Understanding Marginal Revenue is essential in determining how revenue changes with each additional unit sold. In economics, it refers to the additional income generated by selling one more unit of a good or service. You can think of it as the derivative of total revenue concerning the quantity sold. This concept is vital for making pricing and production decisions.

• If the marginal revenue is high, it might be beneficial to increase production.
• Conversely, if it's low or negative, reducing production might be wise.

In calculus, marginal revenue is often given as a function, like the one provided in our exercise: \( \frac{d r}{d x}=2-\frac{2}{(x+1)^{2}} \). This function tells us how much revenue changes with a slight change in the number of products sold, specifically in thousands of units. To find the total revenue over a range of production, like from 0 to 3, we integrate over that interval.

A Definite Integral represents the total accumulation of a quantity over an interval. In our context, it helps us calculate the total revenue generated by manufacturing and selling a certain number of units. If the integrand is the marginal revenue, then the definite integral of that function gives us the total revenue.

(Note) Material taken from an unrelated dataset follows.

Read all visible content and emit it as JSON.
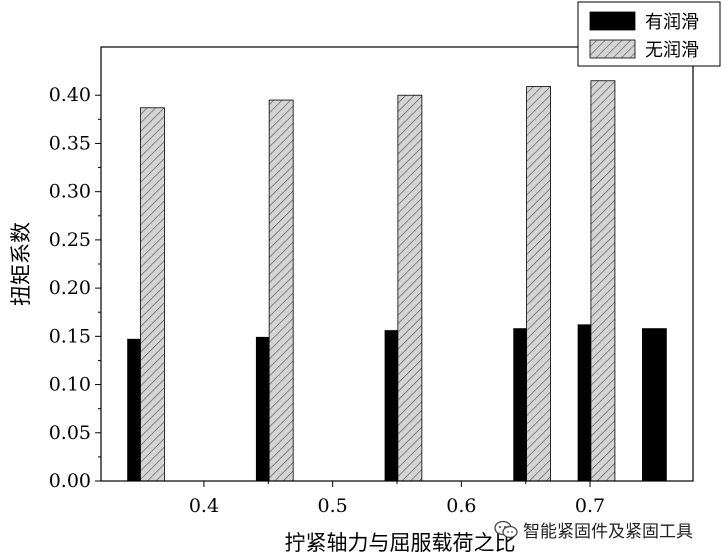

• The limits of the integral specify the interval over which we accumulate the quantity.
• The process involves integrating the marginal revenue function between the lower and upper limits, such as 0 and 3 in our case.

The definite integral that we set up from 0 to 3 thousand units is: \[ \int_{0}^{3} \left( 2 - \frac{2}{(x+1)^2} \right) \, dx. \]By evaluating this, we obtain the accumulated value of total revenue possible in thousands of dollars from these units.

The Substitution Method is a technique used in integration to simplify complex problems. Often known as 'u-substitution,' this method helps in transforming difficult integrals into more manageable ones. The basic idea is to choose a substitution that simplifies the integrand.

• To apply this, identify a part of the equation to substitute for a new variable, usually denoted by \( u \).
• This new substitution should turn the integral into a simpler form that is easier to solve.

In our exercise, we used substitution for the integral \( \int \frac{2}{(x+1)^2} \, dx \) by letting \( u = x+1 \), thus \( du = dx \). This gave us a simpler expression to integrate: \[ \int \frac{2}{u^2} \, du = -\frac{2}{u}. \]After integration, the substitution was reversed to express the solution in terms of the original variable, completing our integration step.